As I slide down, he thrusts upwards and we grind together. His hand comes up to play with my nipples as my nails dig into his chest. The harder I claw at him, the harder he thrusts, and we go back and forth, neither of us wanting this moment to end.
“Stay with me tonight, Brit,” Matthias gets out in between thrusts. I can’t, though. It’s bad enough I’m pregnant with someone else’s baby. I have to set a better example than this for the girls, no matter the circumstances. I shake my head no, and he roars when he thrusts into me.
He flips us easily, placing my back against the mattress. “I don’t like it when you say no to me,” he practically growls. Fuck yes, a little role playing is exactly what I want.

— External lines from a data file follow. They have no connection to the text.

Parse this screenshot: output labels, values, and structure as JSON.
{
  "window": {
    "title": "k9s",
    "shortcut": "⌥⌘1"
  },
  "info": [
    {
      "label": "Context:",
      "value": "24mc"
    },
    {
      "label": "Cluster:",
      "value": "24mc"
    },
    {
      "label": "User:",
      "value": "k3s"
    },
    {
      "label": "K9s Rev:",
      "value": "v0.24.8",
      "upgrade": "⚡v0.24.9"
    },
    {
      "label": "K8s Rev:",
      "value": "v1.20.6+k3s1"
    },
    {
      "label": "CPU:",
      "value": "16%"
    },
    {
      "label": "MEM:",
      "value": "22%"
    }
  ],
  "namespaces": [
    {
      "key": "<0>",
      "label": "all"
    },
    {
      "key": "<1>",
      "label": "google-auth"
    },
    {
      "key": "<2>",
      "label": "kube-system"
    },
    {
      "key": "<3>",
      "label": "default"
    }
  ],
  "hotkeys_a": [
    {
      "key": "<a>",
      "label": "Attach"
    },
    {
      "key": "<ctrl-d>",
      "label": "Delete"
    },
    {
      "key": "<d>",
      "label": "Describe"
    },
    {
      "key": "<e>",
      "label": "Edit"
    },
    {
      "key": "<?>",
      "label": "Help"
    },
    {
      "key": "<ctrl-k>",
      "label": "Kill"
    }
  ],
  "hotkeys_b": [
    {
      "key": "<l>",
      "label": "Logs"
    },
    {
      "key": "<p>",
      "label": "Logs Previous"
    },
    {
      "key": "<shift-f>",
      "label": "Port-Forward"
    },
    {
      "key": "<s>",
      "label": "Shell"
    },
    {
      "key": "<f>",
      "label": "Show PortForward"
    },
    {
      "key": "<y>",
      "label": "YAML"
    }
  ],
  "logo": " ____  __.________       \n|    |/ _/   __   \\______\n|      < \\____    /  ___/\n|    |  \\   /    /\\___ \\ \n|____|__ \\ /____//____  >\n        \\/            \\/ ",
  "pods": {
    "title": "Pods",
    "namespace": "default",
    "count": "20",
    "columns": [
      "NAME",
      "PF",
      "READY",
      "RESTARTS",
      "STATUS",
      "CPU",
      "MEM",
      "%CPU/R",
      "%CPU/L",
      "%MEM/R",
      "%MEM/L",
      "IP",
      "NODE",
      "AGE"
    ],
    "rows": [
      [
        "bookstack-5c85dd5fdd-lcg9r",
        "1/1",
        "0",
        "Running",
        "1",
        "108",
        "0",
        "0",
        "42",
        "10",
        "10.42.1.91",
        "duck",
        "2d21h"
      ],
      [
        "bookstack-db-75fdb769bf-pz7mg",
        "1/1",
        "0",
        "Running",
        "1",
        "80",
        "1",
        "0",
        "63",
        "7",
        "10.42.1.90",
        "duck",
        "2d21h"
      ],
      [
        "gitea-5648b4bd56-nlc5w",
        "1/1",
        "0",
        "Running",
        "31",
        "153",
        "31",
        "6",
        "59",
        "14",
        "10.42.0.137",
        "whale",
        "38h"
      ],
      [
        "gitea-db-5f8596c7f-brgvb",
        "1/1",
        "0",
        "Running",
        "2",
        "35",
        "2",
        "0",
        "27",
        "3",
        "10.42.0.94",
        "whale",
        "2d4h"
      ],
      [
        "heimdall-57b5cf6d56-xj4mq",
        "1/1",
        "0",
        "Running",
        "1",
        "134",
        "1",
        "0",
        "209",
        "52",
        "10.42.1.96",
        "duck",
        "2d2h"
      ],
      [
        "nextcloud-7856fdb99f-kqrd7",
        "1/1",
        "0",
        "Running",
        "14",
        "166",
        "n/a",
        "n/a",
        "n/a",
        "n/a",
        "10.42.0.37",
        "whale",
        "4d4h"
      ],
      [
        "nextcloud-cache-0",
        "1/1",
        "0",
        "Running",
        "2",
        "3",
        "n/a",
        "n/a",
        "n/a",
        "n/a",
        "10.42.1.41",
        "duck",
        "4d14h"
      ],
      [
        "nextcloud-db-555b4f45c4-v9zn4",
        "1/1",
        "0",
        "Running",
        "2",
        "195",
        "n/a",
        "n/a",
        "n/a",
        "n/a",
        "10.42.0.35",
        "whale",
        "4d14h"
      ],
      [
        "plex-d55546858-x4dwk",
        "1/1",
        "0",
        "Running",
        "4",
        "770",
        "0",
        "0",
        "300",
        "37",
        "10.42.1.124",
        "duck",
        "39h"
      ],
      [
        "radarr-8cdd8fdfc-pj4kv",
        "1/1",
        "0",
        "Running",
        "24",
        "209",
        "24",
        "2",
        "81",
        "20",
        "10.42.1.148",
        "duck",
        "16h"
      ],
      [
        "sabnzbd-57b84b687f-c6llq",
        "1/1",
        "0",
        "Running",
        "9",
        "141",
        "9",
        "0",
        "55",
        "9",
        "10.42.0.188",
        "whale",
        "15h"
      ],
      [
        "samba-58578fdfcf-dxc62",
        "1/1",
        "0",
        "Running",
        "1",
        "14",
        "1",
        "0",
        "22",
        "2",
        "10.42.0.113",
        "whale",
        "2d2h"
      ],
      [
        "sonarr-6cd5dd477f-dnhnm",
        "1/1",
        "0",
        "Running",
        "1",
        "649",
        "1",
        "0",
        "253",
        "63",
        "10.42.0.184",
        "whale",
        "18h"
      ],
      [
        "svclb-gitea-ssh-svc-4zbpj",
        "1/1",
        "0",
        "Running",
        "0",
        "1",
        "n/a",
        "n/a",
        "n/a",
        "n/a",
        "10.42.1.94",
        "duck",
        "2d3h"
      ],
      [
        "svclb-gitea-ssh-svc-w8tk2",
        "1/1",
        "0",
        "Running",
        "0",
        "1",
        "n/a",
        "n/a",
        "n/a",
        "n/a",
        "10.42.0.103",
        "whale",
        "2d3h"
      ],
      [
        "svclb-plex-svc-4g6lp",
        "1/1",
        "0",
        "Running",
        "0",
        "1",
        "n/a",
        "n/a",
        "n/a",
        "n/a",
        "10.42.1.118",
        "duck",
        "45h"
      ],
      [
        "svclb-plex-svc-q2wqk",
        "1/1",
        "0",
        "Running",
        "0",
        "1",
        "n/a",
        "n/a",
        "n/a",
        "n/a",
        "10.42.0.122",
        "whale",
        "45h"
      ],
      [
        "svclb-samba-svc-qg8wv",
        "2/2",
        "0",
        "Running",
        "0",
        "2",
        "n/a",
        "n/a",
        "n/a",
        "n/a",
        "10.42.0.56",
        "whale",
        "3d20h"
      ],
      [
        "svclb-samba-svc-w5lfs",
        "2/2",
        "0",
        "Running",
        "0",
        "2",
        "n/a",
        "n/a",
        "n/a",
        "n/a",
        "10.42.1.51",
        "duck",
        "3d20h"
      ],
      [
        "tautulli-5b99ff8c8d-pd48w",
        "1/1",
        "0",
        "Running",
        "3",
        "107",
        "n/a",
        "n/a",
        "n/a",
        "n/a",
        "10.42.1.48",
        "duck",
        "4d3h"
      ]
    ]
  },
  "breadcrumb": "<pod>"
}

“I don’t want to say no to you…”
“Then don’t,” he bites back, lifting my left leg to his shoulder and driving into me.
“A compromise?” I wager.
“I’m listening.”
“When we’re in the bedroom, I won’t say no to you here.” He drops my leg and braces himself over me, kissing me with his all.
“You’ve gotta deal, sweetpea.” I laugh at the nickname and his fervor both. He rails me like I’ve never been fucked before. Just as I start to get close, he pulls out and instructs me, “Flip over, babe.” I get on all fours in front of him, and he pushes in slowly to start. The change in angle has me clenching my fists in the sheets and he presses down on my back, forcing my ass higher and my chest lower to the bed.
“Brit, not tonight, but soon, your ass is mine, babe.” As I’m about to tell him I’m close, he beats me to it, leaning forward to rub my clit. “Come with me, baby,” he whispers over me. I nod, and when he dips a hand into my hair, tugging me back, I come hard. I grasp onto the sheets for dear life as my muscles contract and pull his throbbing cock in. He grunts, slamming my ass against him as he fills me for the second time tonight.
We stay like that for several moments until he releases his hold on my hair and moves his cock out of my body, but he doesn’t move away. I turn around to look at him, and like the words are written on his forehead in Sharpie, I can see it. He’s in love with me.
Matthias opens his mouth to say something, but changes his mind and closes up instead. I turn over to my back and he moves forward, to lay beside me, so I roll to face him. “I’d do anything to make this work, babe. Anything,” he says.
I just nod my head solemnly and kiss him like it’s the last time, with my everything. All my hopes and dreams for us, all the years of yearning, but never having. I put it out there. It’s not words that say I love you, but it’s in my actions. In my touch. There’s a part of me that will always love Matthias, whether I can verbalize it or not. Whether he’s my soul mate or not, there’s something between us that’s just so right. We come together so…right. When I let his face go and move off the bed to use the toilet, he just says, “Same, babe,” to my back as I walk away.